Volví a mi pieza y comencé a recorrerla, nervioso, y sin saber qué hacer.

– ¿Se puede? -pregunta una voz a mis espaldas. Me doy vuelta y veo a la presunta prostituta, que ha dado ya un par de pasos dentro de la habitación-. Vi la puerta entornada -agregó, explicando-. ¿No está Angeline?

– No -respondo-. Fue a almorzar.

– Ah -dice-. ¿Me permites?

Se sienta en la silla y cruza las piernas. Luego busca en la cartera y saca un paquete de cigarrillos que me extiende.

– Gauloises -digo, tomando uno; siento que en mi memoria se agita algo, algún recuerdo que quiere salir a la superficie. Pero vuelve a hundirse sin que pueda atraparlo. Ella me acerca un encendedor, y ambos encendemos nuestros cigarrillos. La primer bocanada me produce un acceso violento de tos.
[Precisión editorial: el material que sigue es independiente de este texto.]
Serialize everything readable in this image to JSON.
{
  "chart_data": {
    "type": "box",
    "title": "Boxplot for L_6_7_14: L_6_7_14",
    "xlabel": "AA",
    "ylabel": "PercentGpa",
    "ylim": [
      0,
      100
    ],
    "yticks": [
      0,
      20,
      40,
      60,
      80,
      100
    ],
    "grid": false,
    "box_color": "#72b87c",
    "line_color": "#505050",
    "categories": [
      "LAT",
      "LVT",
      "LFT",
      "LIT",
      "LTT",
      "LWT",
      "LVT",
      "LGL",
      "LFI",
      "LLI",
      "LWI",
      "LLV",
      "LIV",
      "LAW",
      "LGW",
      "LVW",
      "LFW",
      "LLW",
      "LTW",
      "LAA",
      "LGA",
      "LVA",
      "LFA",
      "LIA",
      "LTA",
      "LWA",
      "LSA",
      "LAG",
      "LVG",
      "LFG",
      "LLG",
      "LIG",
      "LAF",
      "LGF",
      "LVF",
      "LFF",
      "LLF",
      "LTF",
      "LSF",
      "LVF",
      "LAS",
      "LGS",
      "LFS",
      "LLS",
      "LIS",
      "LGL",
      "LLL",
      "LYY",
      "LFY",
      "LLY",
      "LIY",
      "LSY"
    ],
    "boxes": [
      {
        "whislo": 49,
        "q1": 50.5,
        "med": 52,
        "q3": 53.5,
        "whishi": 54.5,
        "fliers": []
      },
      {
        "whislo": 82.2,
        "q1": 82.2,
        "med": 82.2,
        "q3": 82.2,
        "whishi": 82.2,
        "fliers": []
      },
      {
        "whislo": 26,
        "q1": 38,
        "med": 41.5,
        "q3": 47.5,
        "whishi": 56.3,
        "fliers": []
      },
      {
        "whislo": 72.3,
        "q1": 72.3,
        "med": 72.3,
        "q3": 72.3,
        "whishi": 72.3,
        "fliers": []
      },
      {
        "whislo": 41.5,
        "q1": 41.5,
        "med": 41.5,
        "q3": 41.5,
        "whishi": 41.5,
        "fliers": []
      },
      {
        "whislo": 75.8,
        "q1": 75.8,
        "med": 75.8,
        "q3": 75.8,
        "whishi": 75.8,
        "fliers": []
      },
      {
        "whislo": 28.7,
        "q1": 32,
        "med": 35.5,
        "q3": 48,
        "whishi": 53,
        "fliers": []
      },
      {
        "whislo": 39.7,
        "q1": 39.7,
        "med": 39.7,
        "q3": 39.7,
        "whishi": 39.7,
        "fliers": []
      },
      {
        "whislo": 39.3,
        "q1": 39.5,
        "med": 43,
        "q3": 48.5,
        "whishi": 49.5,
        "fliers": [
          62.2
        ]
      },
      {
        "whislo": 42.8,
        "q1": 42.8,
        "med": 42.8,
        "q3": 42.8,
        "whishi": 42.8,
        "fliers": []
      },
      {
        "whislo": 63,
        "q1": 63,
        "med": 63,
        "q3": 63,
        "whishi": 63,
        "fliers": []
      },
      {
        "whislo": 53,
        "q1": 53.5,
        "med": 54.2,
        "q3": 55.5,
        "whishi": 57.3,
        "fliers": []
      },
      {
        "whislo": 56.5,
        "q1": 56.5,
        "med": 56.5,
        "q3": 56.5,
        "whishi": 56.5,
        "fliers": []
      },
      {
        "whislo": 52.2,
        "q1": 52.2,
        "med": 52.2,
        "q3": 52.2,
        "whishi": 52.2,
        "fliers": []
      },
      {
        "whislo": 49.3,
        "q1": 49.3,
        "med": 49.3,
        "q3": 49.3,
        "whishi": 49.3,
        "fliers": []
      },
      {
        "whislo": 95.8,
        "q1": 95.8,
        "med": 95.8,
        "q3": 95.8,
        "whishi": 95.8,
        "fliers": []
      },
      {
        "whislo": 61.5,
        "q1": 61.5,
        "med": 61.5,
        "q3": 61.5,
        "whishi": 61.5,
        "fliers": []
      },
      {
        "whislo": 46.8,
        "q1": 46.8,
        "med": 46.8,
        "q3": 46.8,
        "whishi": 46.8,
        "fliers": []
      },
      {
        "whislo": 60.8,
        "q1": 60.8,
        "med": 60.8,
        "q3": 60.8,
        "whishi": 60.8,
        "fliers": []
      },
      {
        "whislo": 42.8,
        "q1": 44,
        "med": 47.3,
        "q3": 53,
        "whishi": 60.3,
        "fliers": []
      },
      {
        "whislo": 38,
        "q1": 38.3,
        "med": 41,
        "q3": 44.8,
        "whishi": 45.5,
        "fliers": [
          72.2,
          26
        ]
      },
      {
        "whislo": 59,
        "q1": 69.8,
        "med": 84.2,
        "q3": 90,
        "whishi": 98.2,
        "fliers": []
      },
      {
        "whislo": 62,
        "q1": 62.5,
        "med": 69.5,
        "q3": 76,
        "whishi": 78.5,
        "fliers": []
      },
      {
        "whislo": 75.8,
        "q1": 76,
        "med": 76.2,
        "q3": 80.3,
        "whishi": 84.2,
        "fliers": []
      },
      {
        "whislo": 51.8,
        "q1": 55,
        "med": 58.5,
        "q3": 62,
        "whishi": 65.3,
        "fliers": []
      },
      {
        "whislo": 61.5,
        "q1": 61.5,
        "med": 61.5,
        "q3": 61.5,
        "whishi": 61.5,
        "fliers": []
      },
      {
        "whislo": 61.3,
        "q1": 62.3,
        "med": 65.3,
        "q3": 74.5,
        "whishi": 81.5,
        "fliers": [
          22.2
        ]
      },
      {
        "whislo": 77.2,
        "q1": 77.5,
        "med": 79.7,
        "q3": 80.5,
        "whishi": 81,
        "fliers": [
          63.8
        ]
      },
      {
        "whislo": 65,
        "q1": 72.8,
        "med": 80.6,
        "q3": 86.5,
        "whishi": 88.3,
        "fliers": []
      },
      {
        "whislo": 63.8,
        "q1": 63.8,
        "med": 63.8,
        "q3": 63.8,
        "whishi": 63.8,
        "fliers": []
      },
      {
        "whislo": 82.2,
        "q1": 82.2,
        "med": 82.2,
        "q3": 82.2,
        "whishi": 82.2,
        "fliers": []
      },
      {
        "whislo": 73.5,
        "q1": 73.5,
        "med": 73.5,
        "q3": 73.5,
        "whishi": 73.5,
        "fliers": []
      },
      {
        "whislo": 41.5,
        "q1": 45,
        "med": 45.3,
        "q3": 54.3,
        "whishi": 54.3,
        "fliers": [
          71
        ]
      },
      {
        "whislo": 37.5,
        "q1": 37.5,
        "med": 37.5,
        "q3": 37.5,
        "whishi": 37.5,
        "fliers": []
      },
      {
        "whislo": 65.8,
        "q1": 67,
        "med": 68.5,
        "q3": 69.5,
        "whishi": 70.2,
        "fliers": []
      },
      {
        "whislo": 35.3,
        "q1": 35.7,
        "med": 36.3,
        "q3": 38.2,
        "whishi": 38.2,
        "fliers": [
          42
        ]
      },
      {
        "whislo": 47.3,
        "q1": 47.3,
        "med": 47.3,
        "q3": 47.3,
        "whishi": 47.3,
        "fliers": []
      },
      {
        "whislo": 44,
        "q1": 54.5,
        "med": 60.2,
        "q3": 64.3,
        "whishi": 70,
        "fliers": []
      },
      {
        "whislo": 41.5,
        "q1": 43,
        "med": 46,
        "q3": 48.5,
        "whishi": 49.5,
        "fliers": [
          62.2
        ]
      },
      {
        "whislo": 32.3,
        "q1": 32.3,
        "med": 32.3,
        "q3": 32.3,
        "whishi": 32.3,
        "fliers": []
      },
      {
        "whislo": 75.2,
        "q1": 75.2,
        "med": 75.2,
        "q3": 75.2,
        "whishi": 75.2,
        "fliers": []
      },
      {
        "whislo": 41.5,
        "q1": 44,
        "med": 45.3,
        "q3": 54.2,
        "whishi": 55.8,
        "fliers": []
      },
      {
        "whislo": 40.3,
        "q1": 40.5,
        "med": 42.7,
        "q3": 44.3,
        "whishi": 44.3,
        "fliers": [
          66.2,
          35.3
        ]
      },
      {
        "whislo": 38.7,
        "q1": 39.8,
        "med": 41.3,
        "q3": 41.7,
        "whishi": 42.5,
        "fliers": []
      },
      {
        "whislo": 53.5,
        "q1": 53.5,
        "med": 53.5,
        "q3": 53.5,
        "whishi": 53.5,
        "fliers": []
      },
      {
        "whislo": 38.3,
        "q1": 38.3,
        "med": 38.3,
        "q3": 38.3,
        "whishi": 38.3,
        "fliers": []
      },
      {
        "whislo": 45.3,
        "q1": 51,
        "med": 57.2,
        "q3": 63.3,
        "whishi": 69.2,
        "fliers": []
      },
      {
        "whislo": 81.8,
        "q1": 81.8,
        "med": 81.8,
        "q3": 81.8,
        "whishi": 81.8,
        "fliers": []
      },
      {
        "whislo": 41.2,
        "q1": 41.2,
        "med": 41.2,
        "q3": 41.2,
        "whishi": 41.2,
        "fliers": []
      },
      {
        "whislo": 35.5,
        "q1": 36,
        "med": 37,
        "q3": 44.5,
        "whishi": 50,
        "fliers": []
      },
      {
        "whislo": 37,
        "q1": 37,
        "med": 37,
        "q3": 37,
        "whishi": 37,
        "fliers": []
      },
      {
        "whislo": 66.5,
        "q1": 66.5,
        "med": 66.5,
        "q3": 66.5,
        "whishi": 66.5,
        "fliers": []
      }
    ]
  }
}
– Creo que hace muchos años que no fumo -digo, un poco avergonzado de la tos.

– Tienes cara de bebé -me dice, sin que al parecer venga al caso-. La piel rosada y el cráneo cubierto de una suave pelusa rubia, y la frente abultada y los ojos de víbora.

– ¿Ojos de víbora? -pregunto, sorprendido- ¿Tienes un espejo?

– No. No permiten espejos, aquí. Pero créeme que tienes ojos de víbora.

Hay una larga pausa; fumamos, y yo pienso en estas últimas palabras. ¿Se habría producido realmente un cambio en mí? ¿Frente abultada? Pienso que me están haciendo un tratamiento similar al del viejo Abal, y que la primera medida, apenas salga de aquí, será buscar un espejo. Me prometo, mientras tanto, no hacerles el juego -suponiendo que me estén haciendo ese tratamiento- y no preocuparme por el asunto, por lo menos no preocuparme demasiado.

Miro a la mujer, y pienso que realmente es una prostituta, por la manera de vestir y de pintarse y por su comportamiento; sin embargo, la forma de hablar contradice esta sensación. Se me ocurre que puedo averiguarlo, y busco alguna fórmula de preguntárselo que no resulte agresiva.

– ¿Eres amiga de Angeline?

– No exactamente.

– Angeline -digo- se porta mal conmigo -muevo la cabeza tristemente-. Sabes, me pertenece, así lo ha dicho el cura, y le han pagado una buena suma (que por supuesto les debo), y sin embargo elude acostarse conmigo, y la única vez que lo ha hecho, bueno, lo hizo de mala gana, con malas maneras. No estoy satisfecho -añado, y espío sus reacciones.

Su rostro permanece impasible. Se limita a asentir, como escuchando algo que no le interesa mucho. Debo ser más directo.

– Le pedí al cura que me enviara otra mujer, pero me dijo que no era posible, ya que me había sido dada Angeline… Concretamente, le había pedido que te enviara a ti… Bueno -agrego, confusamente, al no percibir ninguna reacción-, ayer, cuando estuviste con aquella otra mujer y esos dos hombres, me habías prometido venir hoy…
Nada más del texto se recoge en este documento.